May 25, 2010


Time is going very fast now. Why does that happen? With a finish line in sight the days slip by, paper calendar pages. I haven't had much to say. No, I have. But I don't much like talking anymore. I visited my mother's side of the family in Pennsylvania over the weekend, and stayed with my Uncle Billy and his family at the house my mother's parents lived in for my entire childhood. The basement smells just the same. I talked nervously, self-consciously. I had a very nice time. It is strange to see your mannerisms crop up where you didn't expect to see them. My mother's parents planted a tree for every child and grandchild in the backyard. My tree is tallest now, a blue-grey pine that dwarfs everything but Gil's green pine. He is closest to me in age. I am the eldest cousin. Laura's tree is gone--died. I try not to read fate in botany. I eye my overlarge tree with distaste, and Uncle Billy talks about donating it as a Christmas tree to the city of Philadelphia. Yes, I think.

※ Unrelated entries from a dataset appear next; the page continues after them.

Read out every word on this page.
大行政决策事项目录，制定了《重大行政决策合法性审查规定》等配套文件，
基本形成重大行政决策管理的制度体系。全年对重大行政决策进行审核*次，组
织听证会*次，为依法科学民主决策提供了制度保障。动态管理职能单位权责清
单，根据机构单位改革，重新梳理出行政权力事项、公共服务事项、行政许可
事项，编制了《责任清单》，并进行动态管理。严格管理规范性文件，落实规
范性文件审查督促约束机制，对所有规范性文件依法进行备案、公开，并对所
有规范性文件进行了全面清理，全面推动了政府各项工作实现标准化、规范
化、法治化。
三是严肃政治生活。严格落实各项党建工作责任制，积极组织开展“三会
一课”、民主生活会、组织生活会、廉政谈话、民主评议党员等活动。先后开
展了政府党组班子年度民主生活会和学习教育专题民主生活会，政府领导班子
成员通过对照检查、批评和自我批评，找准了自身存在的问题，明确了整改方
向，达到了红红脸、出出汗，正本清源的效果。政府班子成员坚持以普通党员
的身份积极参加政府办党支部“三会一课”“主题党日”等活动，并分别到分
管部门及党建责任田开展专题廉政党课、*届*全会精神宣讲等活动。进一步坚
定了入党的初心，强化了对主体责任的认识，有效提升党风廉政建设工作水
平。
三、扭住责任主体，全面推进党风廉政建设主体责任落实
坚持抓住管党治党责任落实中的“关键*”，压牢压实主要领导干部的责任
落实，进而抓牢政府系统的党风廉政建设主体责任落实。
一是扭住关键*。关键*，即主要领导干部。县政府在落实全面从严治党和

In Virginia a school of cownose rays spend their afternoons and evening in the shallow water in front of the house. They are broad, sometimes two feet wide, and their wing tips breach the water like shark fins. Guppies jump out of the water and Zoe refuses to go overboard. She stands on the steps watching the gray fins break the water's surface in twos. Aunt Lynne and I stand at the water's edge and scream when we see a particularly large ray skimming the water's surface, its shape alien. There are dozens of them, whirling and gliding, and I have never seen anything like it. Skates, they call them here. We find a recipe for fried skate wings, but all agree that after seeing them, smooth as sharks, we would not eat them.

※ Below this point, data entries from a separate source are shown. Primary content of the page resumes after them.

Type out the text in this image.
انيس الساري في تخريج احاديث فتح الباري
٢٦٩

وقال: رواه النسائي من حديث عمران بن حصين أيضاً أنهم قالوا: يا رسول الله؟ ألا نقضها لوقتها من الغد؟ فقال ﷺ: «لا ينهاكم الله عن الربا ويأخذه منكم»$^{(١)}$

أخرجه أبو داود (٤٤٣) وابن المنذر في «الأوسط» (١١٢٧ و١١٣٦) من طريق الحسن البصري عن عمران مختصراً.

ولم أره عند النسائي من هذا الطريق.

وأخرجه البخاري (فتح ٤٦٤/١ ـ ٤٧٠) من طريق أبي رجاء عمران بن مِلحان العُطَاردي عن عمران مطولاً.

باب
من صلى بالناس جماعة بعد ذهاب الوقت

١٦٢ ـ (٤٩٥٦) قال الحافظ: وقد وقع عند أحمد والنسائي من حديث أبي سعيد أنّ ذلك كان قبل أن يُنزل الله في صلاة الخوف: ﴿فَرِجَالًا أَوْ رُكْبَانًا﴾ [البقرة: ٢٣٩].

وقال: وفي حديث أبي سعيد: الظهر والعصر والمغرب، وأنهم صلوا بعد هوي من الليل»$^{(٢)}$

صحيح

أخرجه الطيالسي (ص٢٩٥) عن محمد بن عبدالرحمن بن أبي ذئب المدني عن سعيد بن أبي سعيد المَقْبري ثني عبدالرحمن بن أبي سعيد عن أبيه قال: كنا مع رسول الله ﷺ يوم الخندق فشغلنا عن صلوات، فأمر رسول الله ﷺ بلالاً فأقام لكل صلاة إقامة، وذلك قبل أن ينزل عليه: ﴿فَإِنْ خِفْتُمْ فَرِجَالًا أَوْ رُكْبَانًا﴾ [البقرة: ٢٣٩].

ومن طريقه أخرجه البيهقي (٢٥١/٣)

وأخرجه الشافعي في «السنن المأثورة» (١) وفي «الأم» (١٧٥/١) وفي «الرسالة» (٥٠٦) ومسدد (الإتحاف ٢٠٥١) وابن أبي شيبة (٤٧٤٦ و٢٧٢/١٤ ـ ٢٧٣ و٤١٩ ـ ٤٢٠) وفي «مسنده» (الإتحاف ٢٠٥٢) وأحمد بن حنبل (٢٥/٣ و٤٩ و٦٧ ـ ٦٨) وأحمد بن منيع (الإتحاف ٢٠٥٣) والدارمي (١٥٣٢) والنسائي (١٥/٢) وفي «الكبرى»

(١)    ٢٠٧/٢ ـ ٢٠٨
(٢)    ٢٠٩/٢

My garden has doubled in size in my absence, and the first eggplant and zucchini blossoms are just opening on their respective vines. The hydrangeas at the yard's edge are blooming, pink again, despite Grandmother's attempts to turn them blue. Aunt Lynne brought me my first bouquet of peonies from DC, and they burst open, gaudy and pink. The day stretches into the evening and we all sit on the porch after dinner, Granddaddy asking the same questions as we supply the same answers, over and over.